Морев старательно пояснил, что мешок вешают по надобности: некоторые части декораций, для которых не нужны тросы, поднимают просто на веревке. Чтобы веревка не выскальзывала и не надо было лазить под крышу продевать ее в закрепленное кольцо, на конце вяжут мешок с песком.

– Часто тут у вас мешки падают?

– В театре всякое бывает, – ответил Морев и заторопился прочь.

Старательно обойдя террасу, чтобы не спугнуть Диаманта, Ванзаров вошел в театр.

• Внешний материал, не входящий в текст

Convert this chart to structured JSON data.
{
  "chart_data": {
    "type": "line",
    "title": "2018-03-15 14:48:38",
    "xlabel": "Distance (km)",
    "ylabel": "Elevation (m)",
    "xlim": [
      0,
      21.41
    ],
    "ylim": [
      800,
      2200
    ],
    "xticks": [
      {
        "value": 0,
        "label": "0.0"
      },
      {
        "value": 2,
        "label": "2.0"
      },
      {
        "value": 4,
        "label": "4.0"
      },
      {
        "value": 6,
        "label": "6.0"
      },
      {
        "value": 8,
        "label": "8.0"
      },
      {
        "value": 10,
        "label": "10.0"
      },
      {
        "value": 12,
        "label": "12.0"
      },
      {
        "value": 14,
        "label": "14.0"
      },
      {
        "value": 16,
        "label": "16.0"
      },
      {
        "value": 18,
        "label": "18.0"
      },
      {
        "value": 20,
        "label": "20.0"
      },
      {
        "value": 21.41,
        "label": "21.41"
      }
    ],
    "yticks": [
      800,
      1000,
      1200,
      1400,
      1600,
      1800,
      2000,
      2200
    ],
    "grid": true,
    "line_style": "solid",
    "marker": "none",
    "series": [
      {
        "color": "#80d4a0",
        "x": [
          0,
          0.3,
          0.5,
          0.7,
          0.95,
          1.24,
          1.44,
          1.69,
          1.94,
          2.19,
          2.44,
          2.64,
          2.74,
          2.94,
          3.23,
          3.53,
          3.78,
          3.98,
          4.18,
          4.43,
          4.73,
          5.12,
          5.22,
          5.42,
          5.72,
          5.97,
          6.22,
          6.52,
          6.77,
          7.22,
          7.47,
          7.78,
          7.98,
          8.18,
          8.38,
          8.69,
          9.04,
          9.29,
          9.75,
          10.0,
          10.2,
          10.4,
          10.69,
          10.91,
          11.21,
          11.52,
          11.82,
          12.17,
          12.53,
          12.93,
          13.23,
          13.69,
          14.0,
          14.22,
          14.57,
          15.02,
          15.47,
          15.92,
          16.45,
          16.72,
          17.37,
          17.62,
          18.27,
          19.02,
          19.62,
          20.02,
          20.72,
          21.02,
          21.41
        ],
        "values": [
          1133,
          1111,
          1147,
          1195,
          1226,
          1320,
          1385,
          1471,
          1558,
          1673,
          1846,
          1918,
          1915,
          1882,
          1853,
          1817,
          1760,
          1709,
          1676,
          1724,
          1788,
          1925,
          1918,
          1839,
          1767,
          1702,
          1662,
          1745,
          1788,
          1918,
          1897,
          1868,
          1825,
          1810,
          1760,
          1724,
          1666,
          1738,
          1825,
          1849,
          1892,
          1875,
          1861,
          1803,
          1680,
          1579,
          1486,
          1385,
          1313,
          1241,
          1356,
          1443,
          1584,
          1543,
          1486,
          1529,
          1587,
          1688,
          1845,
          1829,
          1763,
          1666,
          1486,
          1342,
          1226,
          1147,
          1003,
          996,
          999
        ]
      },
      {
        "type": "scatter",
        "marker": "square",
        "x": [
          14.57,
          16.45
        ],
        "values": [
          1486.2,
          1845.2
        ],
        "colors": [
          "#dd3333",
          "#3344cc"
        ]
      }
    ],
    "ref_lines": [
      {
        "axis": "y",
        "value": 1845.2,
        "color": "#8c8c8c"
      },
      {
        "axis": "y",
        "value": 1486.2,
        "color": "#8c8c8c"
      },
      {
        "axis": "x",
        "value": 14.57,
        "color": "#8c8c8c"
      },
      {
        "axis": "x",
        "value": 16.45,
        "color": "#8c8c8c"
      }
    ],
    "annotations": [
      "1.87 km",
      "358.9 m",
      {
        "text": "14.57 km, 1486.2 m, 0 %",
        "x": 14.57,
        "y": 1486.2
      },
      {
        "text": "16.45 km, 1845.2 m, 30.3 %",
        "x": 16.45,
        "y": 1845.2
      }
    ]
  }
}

Дорогу в гримерную комнату он запомнил.

Открыла молоденькая барышня с веселым лицом в черном платье и белом фартучке горничной. Она лишь немного приоткрыла дверь и взглянула на него через узкую щель. Гость был досконально изучен быстрым женским взглядом.

– Что вам угодно? – спросила она с французской наивной кокетливостью. Мужчина ей понравился.

– К мадемуазель Кавальери, по важному делу.

– Мадемуазель никого не принимает.

– Доложите, что сыскная полиция…

– Кто там? – раздался ее голос.

Горничная ответила, что пришла русская полиция. Ей приказали впустить.

Ванзаров только вошел, а к нему уже метнулось что-то белое, в крыльях нежного тюля. Кавальери чуть было не кинулась ему на шею, но в последний миг остановилась. Жаль, такой порыв можно было не сдерживать.

– Вы! – с глубоким чувственным выходом произнесла она. – Я знала, что вы вернетесь, мой милый Фон-Сарофф! Мне сказали, что вы уехали, но я не верила! И вот – чудо!

– Опоздал на поезд, – сдержанно ответил он.

Кавальери метнулась к софе, на которой до того лежала. Она не сменила сценический костюм, который слишком сильно напоминал легкие одежды наяд. Или нимф. Ванзаров не мог поручиться, кого именно. Красота тела и драгоценных камней немного слепила.